Habit prediction of 3,4,5-trinitro-1H-pyrazole in four solvent mediums using a molecular dynamics simulation

Abstract 3,4,5-Trinitro-1H-pyrazole (TNP) is a novel all-carbon nitrated azole energetic compound with excellent potential, whose explosion and safety performance is affected by its crystal morphology. In this study, an attachment energy (AE) model was employed to study the growth habit of TNP in vacuum and predict the results of the growth habit of the TNP crystals grown from benzene, toluene, dichloromethane and water by the molecular dynamics simulation.
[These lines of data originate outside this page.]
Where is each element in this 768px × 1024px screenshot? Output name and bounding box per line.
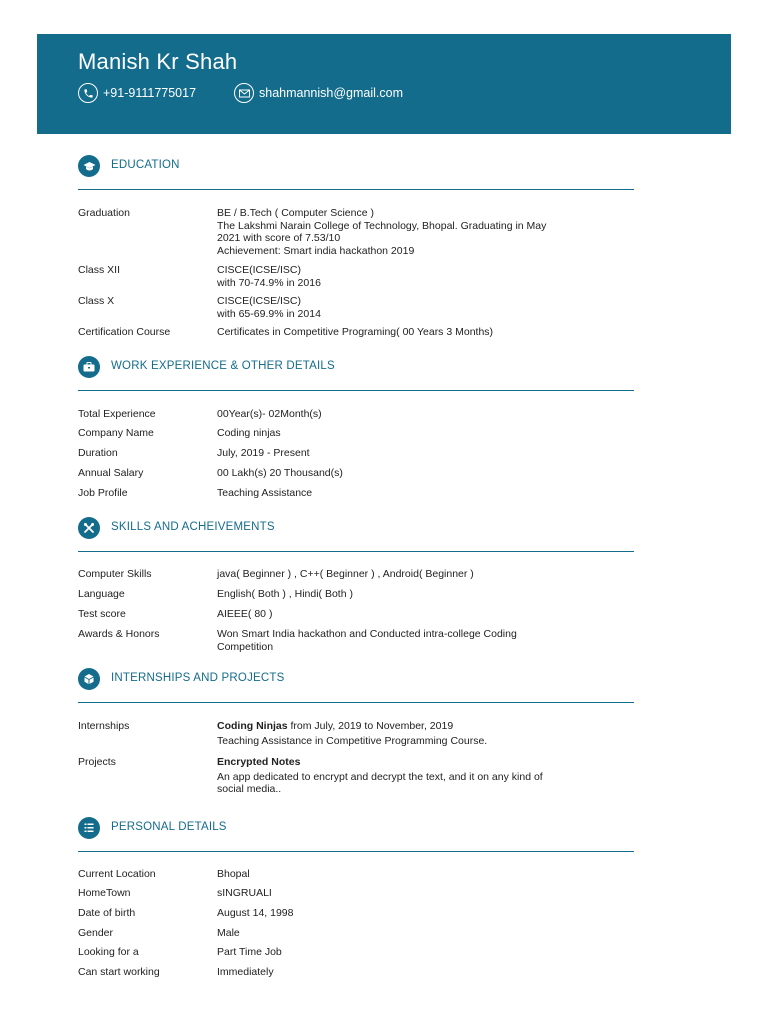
- skills-title: SKILLS AND ACHEIVEMENTS: [111, 521, 275, 533]
- row-value: Bhopal: [217, 868, 250, 880]
- row-label: Annual Salary: [78, 467, 144, 479]
- row-value: July, 2019 - Present: [217, 447, 310, 459]
- personal-section-header: [78, 817, 634, 857]
- work-title: WORK EXPERIENCE & OTHER DETAILS: [111, 360, 335, 372]
- row-value: Male: [217, 927, 240, 939]
- value-line: Achievement: Smart india hackathon 2019: [217, 244, 415, 257]
- value-line: Competition: [217, 640, 274, 653]
- graduation-cap-icon: [78, 155, 100, 177]
- education-section-header: [78, 155, 634, 195]
- row-label: Job Profile: [78, 487, 128, 499]
- internships-section-header: [78, 668, 634, 708]
- tools-icon: [78, 517, 100, 539]
- candidate-name: Manish Kr Shah: [78, 49, 238, 74]
- value-line: [217, 756, 577, 769]
- row-label: Internships: [78, 720, 130, 732]
- row-value: [217, 720, 577, 747]
- value-line: java( Beginner ) , C++( Beginner ) , Android( Beginner ): [217, 568, 474, 580]
- row-label: Duration: [78, 447, 118, 459]
- email-address[interactable]: shahmannish@gmail.com: [259, 86, 404, 100]
- row-label: Class XII: [78, 264, 121, 276]
- row-value: [217, 264, 577, 289]
- row-label: Graduation: [78, 207, 130, 219]
- phone-icon: [78, 83, 98, 103]
- value-line: [217, 720, 577, 733]
- row-value: [217, 295, 577, 320]
- row-label: Date of birth: [78, 907, 136, 919]
- education-title: EDUCATION: [111, 159, 180, 171]
- cube-icon: [78, 668, 100, 690]
- row-value: August 14, 1998: [217, 907, 294, 919]
- envelope-icon: [234, 83, 254, 103]
- row-label: Computer Skills: [78, 568, 152, 580]
- row-label: Can start working: [78, 966, 160, 978]
- value-line: with 70-74.9% in 2016: [217, 276, 321, 289]
- row-value: [217, 628, 577, 653]
- value-line: Certificates in Competitive Programing( 00 Years 3 Months): [217, 326, 494, 338]
- row-label: Test score: [78, 608, 126, 620]
- project-description-line: An app dedicated to encrypt and decrypt the text, and it on any kind of: [217, 770, 543, 783]
- section-divider: [78, 551, 634, 552]
- row-label: Company Name: [78, 427, 154, 439]
- row-label: Looking for a: [78, 946, 139, 958]
- section-divider: [78, 702, 634, 703]
- internships-title: INTERNSHIPS AND PROJECTS: [111, 672, 285, 684]
- value-line: The Lakshmi Narain College of Technology, Bhopal. Graduating in May: [217, 219, 547, 232]
- personal-title: PERSONAL DETAILS: [111, 821, 227, 833]
- internship-description: Teaching Assistance in Competitive Programming Course.: [217, 734, 488, 747]
- row-label: HomeTown: [78, 887, 131, 899]
- section-divider: [78, 390, 634, 391]
- value-line: CISCE(ICSE/ISC): [217, 264, 302, 276]
- internship-company: Coding Ninjas: [217, 720, 288, 732]
- value-line: BE / B.Tech ( Computer Science ): [217, 207, 374, 219]
- row-value: Coding ninjas: [217, 427, 281, 439]
- project-name: Encrypted Notes: [217, 756, 301, 768]
- id-list-icon: [78, 817, 100, 839]
- value-line: with 65-69.9% in 2014: [217, 307, 321, 320]
- row-value: [217, 608, 577, 621]
- project-description-line: social media..: [217, 783, 282, 795]
- row-label: Projects: [78, 756, 116, 768]
- row-value: [217, 326, 577, 339]
- row-label: Language: [78, 588, 125, 600]
- row-value: 00Year(s)- 02Month(s): [217, 408, 322, 420]
- email-contact: [234, 83, 403, 103]
- row-value: Part Time Job: [217, 946, 282, 958]
- row-value: 00 Lakh(s) 20 Thousand(s): [217, 467, 343, 479]
- row-label: Total Experience: [78, 408, 156, 420]
- phone-contact: [78, 83, 196, 103]
- section-divider: [78, 189, 634, 190]
- row-value: [217, 207, 577, 257]
- row-label: Current Location: [78, 868, 156, 880]
- row-value: [217, 568, 577, 581]
- row-value: Teaching Assistance: [217, 487, 313, 499]
- row-label: Certification Course: [78, 326, 171, 338]
- resume-header: [37, 34, 731, 134]
- row-label: Class X: [78, 295, 115, 307]
- row-label: Awards & Honors: [78, 628, 160, 640]
- briefcase-icon: [78, 356, 100, 378]
- work-section-header: [78, 356, 634, 396]
- row-value: [217, 756, 577, 796]
- value-line: AIEEE( 80 ): [217, 608, 273, 620]
- phone-number[interactable]: +91-9111775017: [103, 86, 197, 100]
- value-line: English( Both ) , Hindi( Both ): [217, 588, 353, 600]
- row-value: Immediately: [217, 966, 274, 978]
- row-value: sINGRUALI: [217, 887, 272, 899]
- internship-period: from July, 2019 to November, 2019: [287, 720, 454, 732]
- value-line: CISCE(ICSE/ISC): [217, 295, 302, 307]
- section-divider: [78, 851, 634, 852]
- value-line: Won Smart India hackathon and Conducted intra-college Coding: [217, 628, 517, 640]
- skills-section-header: [78, 517, 634, 557]
- row-label: Gender: [78, 927, 114, 939]
- row-value: [217, 588, 577, 601]
- value-line: 2021 with score of 7.53/10: [217, 232, 341, 244]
The interactions between the solvent molecules and crystal faces were analyzed. The period bond chains (PBCs) of the crystal faces were calculated. The TNP crystals were obtained by the natural cooling experiments in benzene, toluene, dichloromethane and water, respectively. The {1 0 0} crystal form had the largest morphological importance for the TNP crystal habit in vacuum, followed by the {0 1 1} and {0 0 1} forms in turn. The crystal morphology was significantly influenced by the he interactions between the solvent molecules and crystal face. There were three different crystal shapes that are flaky, columnar, and blocky. The aspect ratios of the habit in benzene, toluene, dichloromethane and water were 19.42, 5.65, 5.31 and 3.55, respectively. The predicted TNP morphologies qualitatively agreed with those from the experiment.